Vía Augusta
Alberto Grimaldi
La conversión de Pedro
Para muchos asuntos soy un ignorante. Hay que admitirlo sin pudor. Es decir, nunca voy a respirar la poesía ni a calarme el sombrero como lo hace Pepín Mateos; me pierdo en los caminos del flamenco, donde José María Castaño tiene las llaves de una Biblioteca de Alejandría; y ya quisiera yo tener el olfato que tenía Pilar Pla para los negocios y para las soleras. Esto por no hablar de disciplinas más técnicas o científicas, que las matemáticas de tercero de BUP las saqué anteayer. Creo que es saludable tomar conciencia de nuestras enormes limitaciones. Primero porque te ahorras un puñado importante de frustraciones, siempre tan fulleras y afiladas, y luego porque aprendes a no pontificar, a no sentar cátedra así en general, y muy especialmente, desde luego, cuando no tienes ni repajolera idea del asunto. Según un dicho popular, es mejor callarse y parecer idiota que abrir la boca y despejar todas las dudas al respecto.
El modus operandi de algunos tertulianos y cuñados, opinar sobre todo y pese a todo, se ha impuesto en nuestros días. Más allá de la política y de Morata, ahora cualquiera te calienta la oreja con las esferificaciones, la junta de la culata, los aranceles de Trump o la guerra fría de Eurovisión, qué pereza.

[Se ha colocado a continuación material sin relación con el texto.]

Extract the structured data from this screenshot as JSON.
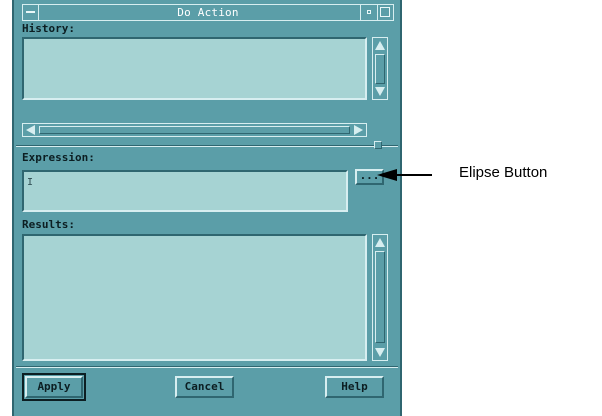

En fechas como estas es muy habitual, por ejemplo, leer y escuchar sandeces descomunales sobre El Rocío. Este es un caso muy particular porque aquí la incontinencia verbal suele ir aliñada con generosas dosis de sectarismo, falta de respeto y una supuesta superioridad intelectual rayana en el desprecio a la fe y las creencias religiosas. La gran mayoría de los ataques proviene de verdaderos ignorantes -en el sentido más literal de la palabra-, gente que no ha puesto un pie en su vida ni en El Rocío ni en el Coto ni en nada que se le parezca, pero que saca a pasear su más tóxica verborrea y sus opiniones manchadas de prejuicios, ideología e intolerancia. Las actitudes censurables en un acontecimiento de masas como es la Romería del Rocío suponen un porcentaje mínimo y en cualquier caso los rocieros somos los primeros interesados en arrinconarlas. No necesitamos que alguien que odia todo lo que representamos venga a ponernos nota.
Siempre es aconsejable ahorrarse una opinión cuando no se conoce el paño. Esta es una lección que se aprende con el tiempo, como también se aprende a reconocer al que, además de ser un ignorante, solo abre la boca para derramar su mala baba.